Avec plus de 30 % des réserves mondiales de minerais critiques, l’Afrique se positionne comme un acteur incontournable de la transition énergétique et de la révolution technologique. Lors d’un rassemblement clé dédié à cette problématique, experts, responsables politiques et représentants de la société civile ont analysé l’impact d’un bouleversement géopolitique aux enjeux colossaux. Entre opportunités économiques et risques sécuritaires, le continent doit désormais naviguer dans un paysage où chaque décision façonne son avenir.
Un enjeu mondial qui place l’Afrique au cœur des stratégies internationales
Cobalt, lithium, nickel, graphite ou terres rares : ces ressources, devenues stratégiques pour les industries vertes et digitales, voient leur demande exploser. L’Afrique, richement dotée, se retrouve au cœur d’une compétition sans précédent entre grandes puissances. Des États-Unis à la Chine, en passant par l’Europe, les émirats ou les pays du Golfe, tous cherchent à sécuriser leurs approvisionnements via des accords bilatéraux, des investissements ou des participations dans les sites d’extraction.
Cette dynamique redessine les rapports de force. Les nations africaines productrices de ces minerais gagnent en influence, mais doivent composer avec les fluctuations des prix et les pressions liées à la rente minière. Des exemples comme la République Démocratique du Congo pour le cobalt, la Guinée pour la bauxite, le Zimbabwe pour le lithium ou le Mozambique pour le graphite illustrent des réalités contrastées, où l’exploitation minière peut autant stimuler le développement qu’alimenter les tensions.
Gouvernance et sécurité : les défis d’une exploitation durable
La question de la gouvernance a dominé les échanges. Aujourd’hui, la majeure partie de la valeur ajoutée – raffinage, transformation chimique, fabrication de batteries – est captée hors du continent. Seuls quelques projets, comme l’accord entre la RDC et la Zambie pour créer une filière régionale de batteries électriques, tentent de renverser cette tendance. Pourtant, l’exploitation des minerais critiques se heurte souvent à des réalités complexes : zones de conflit, instabilité institutionnelle, circuits d’exportation opaques.

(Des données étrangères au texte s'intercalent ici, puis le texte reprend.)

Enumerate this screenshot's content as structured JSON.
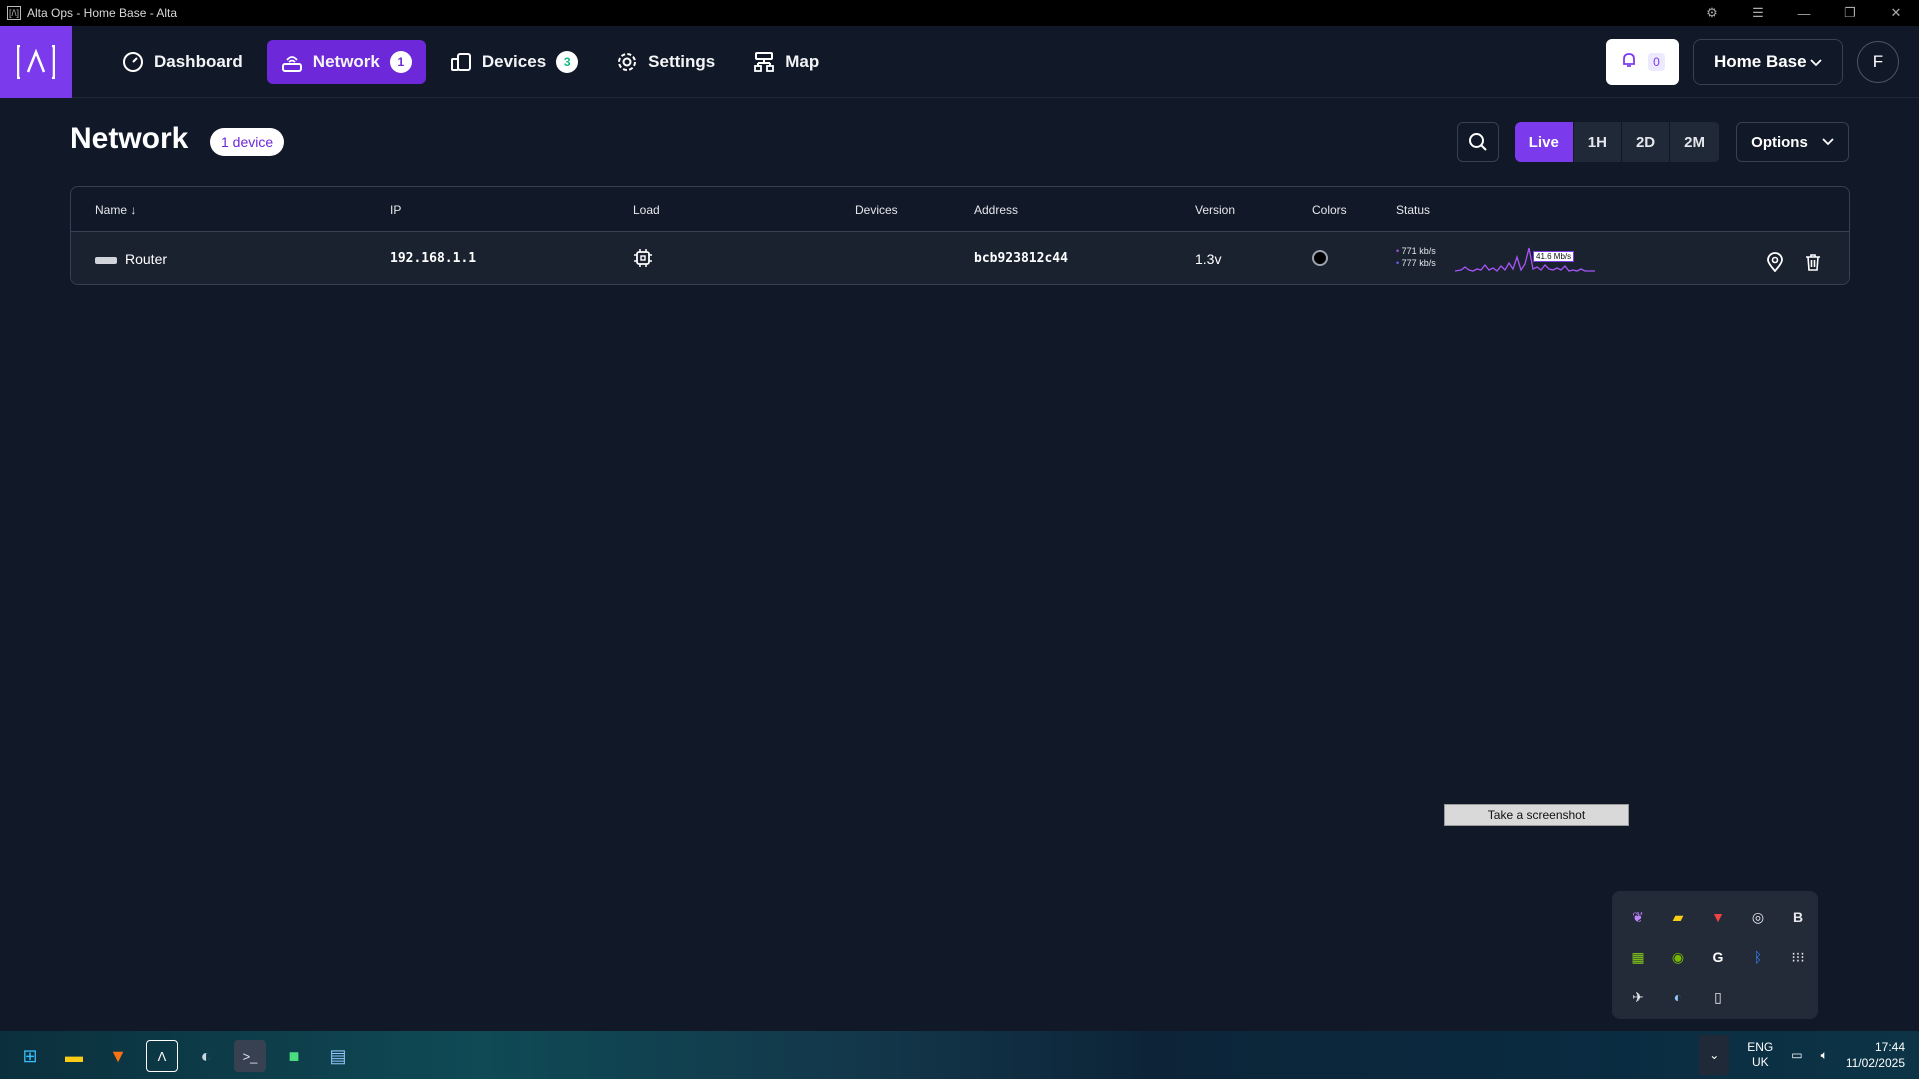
{
  "window": {
    "title": "Alta Ops - Home Base - Alta",
    "app_icon": "[/\\]"
  },
  "nav": [
    {
      "label": "Dashboard",
      "icon": "gauge-icon"
    },
    {
      "label": "Network",
      "icon": "router-icon",
      "badge": "1",
      "active": true
    },
    {
      "label": "Devices",
      "icon": "devices-icon",
      "badge": "3"
    },
    {
      "label": "Settings",
      "icon": "gear-icon"
    },
    {
      "label": "Map",
      "icon": "map-icon"
    }
  ],
  "header": {
    "notifications_count": "0",
    "site": "Home Base",
    "avatar": "F"
  },
  "page": {
    "title": "Network",
    "device_count": "1 device"
  },
  "toolbar": {
    "ranges": [
      "Live",
      "1H",
      "2D",
      "2M"
    ],
    "active_range": "Live",
    "options_label": "Options"
  },
  "table": {
    "columns": [
      "Name",
      "IP",
      "Load",
      "Devices",
      "Address",
      "Version",
      "Colors",
      "Status"
    ],
    "sort_indicator": "↓",
    "rows": [
      {
        "name": "Router",
        "ip": "192.168.1.1",
        "load_icon": "cpu-icon",
        "devices": "",
        "address": "bcb923812c44",
        "version": "1.3v",
        "color": "#000000",
        "rate_up": "771 kb/s",
        "rate_down": "777 kb/s",
        "peak": "41.6 Mb/s"
      }
    ]
  },
  "tooltip": "Take a screenshot",
  "tray_icons": [
    "feather-icon",
    "ticket-icon",
    "shield-icon",
    "copilot-icon",
    "b-icon",
    "grid-icon",
    "nvidia-icon",
    "g-icon",
    "bluetooth-icon",
    "dots-icon",
    "plane-icon",
    "steam-icon",
    "usb-icon"
  ],
  "taskbar": {
    "lang": "ENG",
    "region": "UK",
    "time": "17:44",
    "date": "11/02/2025"
  },
  "colors": {
    "accent": "#7c3aed",
    "active_nav": "#6d28d9",
    "bg": "#111827"
  }
}
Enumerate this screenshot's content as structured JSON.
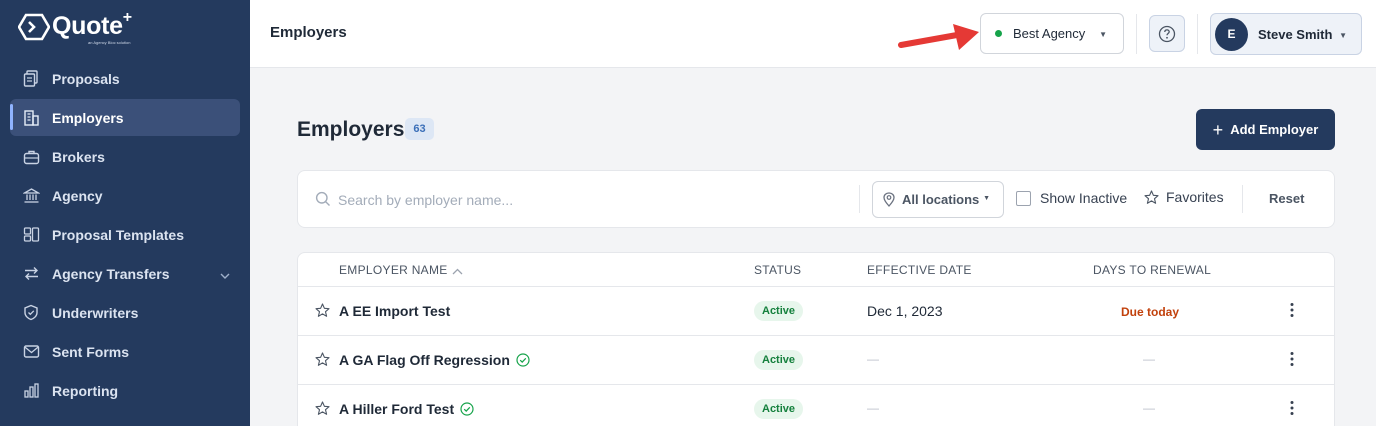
{
  "app": {
    "brand": "Quote",
    "brand_plus": "+",
    "brand_tagline": "an Agency Bloc solution"
  },
  "sidebar": {
    "items": [
      {
        "label": "Proposals",
        "icon": "document-icon"
      },
      {
        "label": "Employers",
        "icon": "building-icon",
        "active": true
      },
      {
        "label": "Brokers",
        "icon": "briefcase-icon"
      },
      {
        "label": "Agency",
        "icon": "bank-icon"
      },
      {
        "label": "Proposal Templates",
        "icon": "template-icon"
      },
      {
        "label": "Agency Transfers",
        "icon": "transfer-icon",
        "expandable": true
      },
      {
        "label": "Underwriters",
        "icon": "shield-icon"
      },
      {
        "label": "Sent Forms",
        "icon": "mail-icon"
      },
      {
        "label": "Reporting",
        "icon": "bar-chart-icon"
      }
    ]
  },
  "header": {
    "title": "Employers",
    "agency": {
      "label": "Best Agency",
      "status_color": "#16a34a"
    },
    "user": {
      "initial": "E",
      "name": "Steve Smith"
    }
  },
  "main": {
    "title": "Employers",
    "count": "63",
    "add_button_label": "Add Employer",
    "filters": {
      "search_placeholder": "Search by employer name...",
      "location_label": "All locations",
      "show_inactive_label": "Show Inactive",
      "favorites_label": "Favorites",
      "reset_label": "Reset"
    },
    "table": {
      "columns": [
        "EMPLOYER NAME",
        "STATUS",
        "EFFECTIVE DATE",
        "DAYS TO RENEWAL"
      ],
      "rows": [
        {
          "name": "A EE Import Test",
          "verified": false,
          "status": "Active",
          "effective_date": "Dec 1, 2023",
          "renewal": "Due today"
        },
        {
          "name": "A GA Flag Off Regression",
          "verified": true,
          "status": "Active",
          "effective_date": "—",
          "renewal": "—"
        },
        {
          "name": "A Hiller Ford Test",
          "verified": true,
          "status": "Active",
          "effective_date": "—",
          "renewal": "—"
        }
      ]
    }
  },
  "colors": {
    "sidebar": "#243a5e",
    "accent": "#243a5e",
    "active_status": "#15803d",
    "due": "#c2410c",
    "annotation_arrow": "#e53935"
  }
}
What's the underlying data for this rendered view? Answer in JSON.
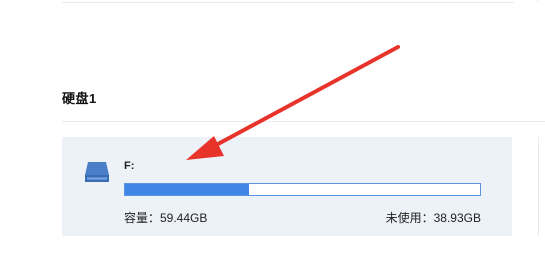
{
  "section": {
    "title": "硬盘1"
  },
  "drive": {
    "letter": "F:",
    "icon": "hard-drive-icon",
    "used_fraction": 0.35,
    "capacity_text": "容量：59.44GB",
    "free_text": "未使用：38.93GB"
  },
  "colors": {
    "card_background": "#edf2f8",
    "bar_fill": "#3f86e6",
    "bar_border": "#5a93e0",
    "arrow": "#e8332a"
  }
}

L’est de la RDC, le Sahel ou encore le golfe de Guinée concentrent à la fois des ressources naturelles et des fragilités structurelles. Ces situations favorisent des économies parallèles où des groupes armés profitent de l’instabilité. Face à ce constat, des solutions émergent, comme le renforcement des mécanismes de traçabilité, à l’image de ceux promus par l’Initiative pour la transparence des industries extractives (ITIE), ou encore la nécessité d’une coordination panafricaine renforcée.
La transformation locale, clé d’une souveraineté minière
L’idée d’une « seconde indépendance » résonne dans les cercles industriels africains. Elle symbolise la volonté de rompre avec un modèle historique : exporter des matières premières brutes pour importer des produits finis à haute valeur ajoutée. Pour y parvenir, plusieurs leviers s’imposent : investissements massifs dans les infrastructures énergétiques, formation d’experts locaux, création de zones économiques dédiées à la métallurgie, et réforme des fiscalités minières.
Certains pays prennent les devants. La Guinée a conditionné le projet Simandou à la construction d’une raffinerie d’alumine sur son sol. Le Zimbabwe a interdit dès 2022 l’exportation de lithium non transformé. La Namibie et le Botswana, quant à eux, imposent désormais des seuils minimaux de transformation locale. Ces orientations, bien que parfois contestées par les investisseurs internationaux, marquent une rupture avec les politiques libérales des décennies précédentes.
Les institutions financières africaines jouent aussi un rôle clé. La Banque africaine de développement (BAD) et Afreximbank développent des outils de financement adaptés aux projets de transformation. Parallèlement, les fonds souverains du Golfe manifestent un intérêt croissant pour les actifs miniers africains. Ainsi, la bataille pour la maîtrise des minerais critiques se joue autant dans les mines que dans les salles de marchés financières.
Cette conférence a révélé une certitude : le contrôle des minerais stratégiques sera l’un des principaux marqueurs de la puissance africaine au XXIe siècle.